Far from being ashamed, we are, on the contrary proud of the achievements of Soviet socialism, better than which humanity has not achieved thus far. We are proud of the magnificent and towering conquests of Soviet socialism. We Marxist-Leninists do not swim with every tide and adapt ourselves to every fashionable whim. Our cheerful optimism, as has been the attempt in this article to show, is based on a scientific understanding of this world and the laws of its development. Whatever the pressures from the hostile class, we assert that socialism and communism is the future of humanity, just as in his time Galileo, in the face of pressure from the feudal church authorities, declared: “[The earth]

still moves

[around the sun]”.

No matter how often our banner falls, we shall pick it up and hold it aloft.
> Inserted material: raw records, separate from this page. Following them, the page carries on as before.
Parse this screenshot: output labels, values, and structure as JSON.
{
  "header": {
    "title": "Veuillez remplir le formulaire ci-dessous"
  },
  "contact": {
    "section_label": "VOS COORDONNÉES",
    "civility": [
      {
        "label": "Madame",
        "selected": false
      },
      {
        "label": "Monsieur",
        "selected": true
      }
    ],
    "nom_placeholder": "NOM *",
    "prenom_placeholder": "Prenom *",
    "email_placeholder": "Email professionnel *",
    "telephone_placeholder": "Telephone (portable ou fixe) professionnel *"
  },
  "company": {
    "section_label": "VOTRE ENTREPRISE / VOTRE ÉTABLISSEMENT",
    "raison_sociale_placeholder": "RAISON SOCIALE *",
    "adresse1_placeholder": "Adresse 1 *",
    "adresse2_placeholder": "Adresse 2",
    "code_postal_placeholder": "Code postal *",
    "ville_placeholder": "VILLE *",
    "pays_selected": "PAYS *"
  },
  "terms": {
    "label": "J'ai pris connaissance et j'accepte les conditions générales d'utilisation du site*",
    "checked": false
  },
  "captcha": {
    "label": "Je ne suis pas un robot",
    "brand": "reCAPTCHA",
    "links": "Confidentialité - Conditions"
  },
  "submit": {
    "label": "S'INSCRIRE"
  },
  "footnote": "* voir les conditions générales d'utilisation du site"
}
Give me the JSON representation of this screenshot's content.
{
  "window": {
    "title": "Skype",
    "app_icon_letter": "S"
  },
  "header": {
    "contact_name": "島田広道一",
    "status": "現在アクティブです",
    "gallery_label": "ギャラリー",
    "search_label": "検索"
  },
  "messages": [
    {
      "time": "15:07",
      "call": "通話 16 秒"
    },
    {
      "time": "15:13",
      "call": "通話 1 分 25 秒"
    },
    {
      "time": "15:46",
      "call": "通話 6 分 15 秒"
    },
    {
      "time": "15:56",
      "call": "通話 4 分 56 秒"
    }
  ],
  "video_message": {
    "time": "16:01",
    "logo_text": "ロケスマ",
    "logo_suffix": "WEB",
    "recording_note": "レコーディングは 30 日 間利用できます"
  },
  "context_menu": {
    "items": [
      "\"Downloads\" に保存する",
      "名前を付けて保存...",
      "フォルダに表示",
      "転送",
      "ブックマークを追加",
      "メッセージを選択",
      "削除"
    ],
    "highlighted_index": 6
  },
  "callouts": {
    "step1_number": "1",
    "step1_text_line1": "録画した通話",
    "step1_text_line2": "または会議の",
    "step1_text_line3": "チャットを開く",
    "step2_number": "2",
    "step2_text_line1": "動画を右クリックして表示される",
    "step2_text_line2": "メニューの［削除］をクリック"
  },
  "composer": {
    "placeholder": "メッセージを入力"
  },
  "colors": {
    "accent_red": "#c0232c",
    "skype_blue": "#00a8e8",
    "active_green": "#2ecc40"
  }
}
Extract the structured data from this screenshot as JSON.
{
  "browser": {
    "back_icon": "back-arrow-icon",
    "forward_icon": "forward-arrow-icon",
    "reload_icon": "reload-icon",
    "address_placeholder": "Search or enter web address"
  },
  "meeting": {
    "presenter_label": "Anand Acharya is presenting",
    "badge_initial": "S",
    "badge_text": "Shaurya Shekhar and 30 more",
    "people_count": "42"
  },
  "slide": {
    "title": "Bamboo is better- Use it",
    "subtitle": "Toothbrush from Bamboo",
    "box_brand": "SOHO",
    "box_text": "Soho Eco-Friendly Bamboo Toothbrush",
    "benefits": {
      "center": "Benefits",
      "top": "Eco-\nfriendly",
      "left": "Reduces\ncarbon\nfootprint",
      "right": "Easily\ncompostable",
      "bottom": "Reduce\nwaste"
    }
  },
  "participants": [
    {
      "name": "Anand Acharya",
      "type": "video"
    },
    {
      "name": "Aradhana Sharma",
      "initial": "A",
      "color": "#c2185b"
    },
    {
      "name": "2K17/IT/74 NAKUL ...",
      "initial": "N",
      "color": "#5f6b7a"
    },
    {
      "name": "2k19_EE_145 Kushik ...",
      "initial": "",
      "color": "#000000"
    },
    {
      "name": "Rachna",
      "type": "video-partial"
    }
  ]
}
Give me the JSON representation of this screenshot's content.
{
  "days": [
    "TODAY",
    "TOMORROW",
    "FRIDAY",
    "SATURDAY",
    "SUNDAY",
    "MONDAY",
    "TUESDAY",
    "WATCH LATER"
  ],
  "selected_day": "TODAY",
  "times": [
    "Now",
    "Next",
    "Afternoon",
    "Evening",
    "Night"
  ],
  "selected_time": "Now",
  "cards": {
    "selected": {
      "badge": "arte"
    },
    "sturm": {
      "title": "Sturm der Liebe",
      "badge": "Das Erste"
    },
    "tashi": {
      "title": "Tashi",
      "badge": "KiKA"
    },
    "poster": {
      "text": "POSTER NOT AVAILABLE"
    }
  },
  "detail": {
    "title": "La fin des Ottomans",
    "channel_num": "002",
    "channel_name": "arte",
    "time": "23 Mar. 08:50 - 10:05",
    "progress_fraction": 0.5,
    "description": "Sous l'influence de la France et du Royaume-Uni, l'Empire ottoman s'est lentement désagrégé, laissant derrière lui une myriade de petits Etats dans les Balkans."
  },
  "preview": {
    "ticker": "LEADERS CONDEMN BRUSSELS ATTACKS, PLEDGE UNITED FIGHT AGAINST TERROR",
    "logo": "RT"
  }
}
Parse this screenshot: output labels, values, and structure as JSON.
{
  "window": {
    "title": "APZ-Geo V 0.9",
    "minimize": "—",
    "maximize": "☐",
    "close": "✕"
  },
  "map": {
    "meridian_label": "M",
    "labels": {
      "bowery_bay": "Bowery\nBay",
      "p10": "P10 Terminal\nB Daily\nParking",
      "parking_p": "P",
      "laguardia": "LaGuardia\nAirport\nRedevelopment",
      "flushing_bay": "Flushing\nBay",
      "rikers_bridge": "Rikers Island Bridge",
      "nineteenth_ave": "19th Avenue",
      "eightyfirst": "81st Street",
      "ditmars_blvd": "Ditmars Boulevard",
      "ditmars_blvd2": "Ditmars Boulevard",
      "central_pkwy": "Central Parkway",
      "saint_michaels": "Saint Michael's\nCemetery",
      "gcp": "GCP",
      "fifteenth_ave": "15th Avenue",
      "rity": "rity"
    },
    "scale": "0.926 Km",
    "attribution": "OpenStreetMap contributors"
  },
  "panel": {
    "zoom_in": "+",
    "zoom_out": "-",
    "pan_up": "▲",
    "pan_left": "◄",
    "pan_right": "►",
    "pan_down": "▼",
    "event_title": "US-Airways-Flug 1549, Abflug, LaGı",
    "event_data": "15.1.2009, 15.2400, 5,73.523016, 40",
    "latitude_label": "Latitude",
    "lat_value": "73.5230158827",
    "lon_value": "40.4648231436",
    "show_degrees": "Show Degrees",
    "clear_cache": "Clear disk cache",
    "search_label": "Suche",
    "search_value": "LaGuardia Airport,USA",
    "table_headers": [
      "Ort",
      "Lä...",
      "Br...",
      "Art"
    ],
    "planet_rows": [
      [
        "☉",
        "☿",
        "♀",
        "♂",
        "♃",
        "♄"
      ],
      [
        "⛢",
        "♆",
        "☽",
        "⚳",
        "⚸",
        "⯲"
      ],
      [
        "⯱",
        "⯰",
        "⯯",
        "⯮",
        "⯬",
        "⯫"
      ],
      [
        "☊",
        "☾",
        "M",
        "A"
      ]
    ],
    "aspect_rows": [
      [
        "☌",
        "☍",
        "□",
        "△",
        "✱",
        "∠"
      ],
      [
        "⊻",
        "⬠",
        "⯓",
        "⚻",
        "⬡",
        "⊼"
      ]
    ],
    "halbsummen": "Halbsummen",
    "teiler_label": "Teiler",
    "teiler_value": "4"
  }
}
Humanity will not put up with the lot assigned to it by imperialism; it will break its chains, for there is no other way for it.

By way of greeting the 82nd anniversary of the Great October Socialist Revolution, by way of closing the Second Millenium and welcoming the Third, and by way of calling for the victory of proletarian revolution all over the world, let me close with the following words of Lenin:

“Only a proletarian socialist revolution can lead humanity out of the deadlock created by imperialism and imperialist wars. No matter what difficulties the revolution may encounter, and in spite of temporary setbacks or waves of counter-revolution, the final victory of the proletariat is inevitable” (

Materials Relating to the Revision of the Party Programme

, April-May 1917)

And

“Let the ‘socialist’ snivellers croak, let the bourgeoisie rage and fume; only people who shut their eyes so as not to see, and stuff their ears so as not to hear, can fail to notice

” that capitalism has no future, for it has nothing to offer other than misery to the vast majority of humanity, that this

“wild beast, capitalism, which has drenched the earth in blood and reduced humanity to starvation and demoralisation”,

will be felled, that its end is

“near and inevitable, no matter how monstrous and savage its frenzy in the face of death”

(Quotes from Lenin,

Prophetic Words

, 29 June, 1918)

Nothing – not even the reverses and the counter-revolution in the former socialist countries – can detract from the truth and validity of the words I have just quoted.

“Imperialism is the eve of the social revolution of the proletariat”.

The twenty-first century shall be the century of the victory of communism – of Marxism-Leninism. In the words of the great Russian revolutionary democrat, Nicolai Chernychevsky,

“there shall be joy and festivities in our streets”.

Long live the Great October Socialist Revolution!

Long live Marxism-Leninism!

Forward to victory under the glorious banner of Marxism-Leninism!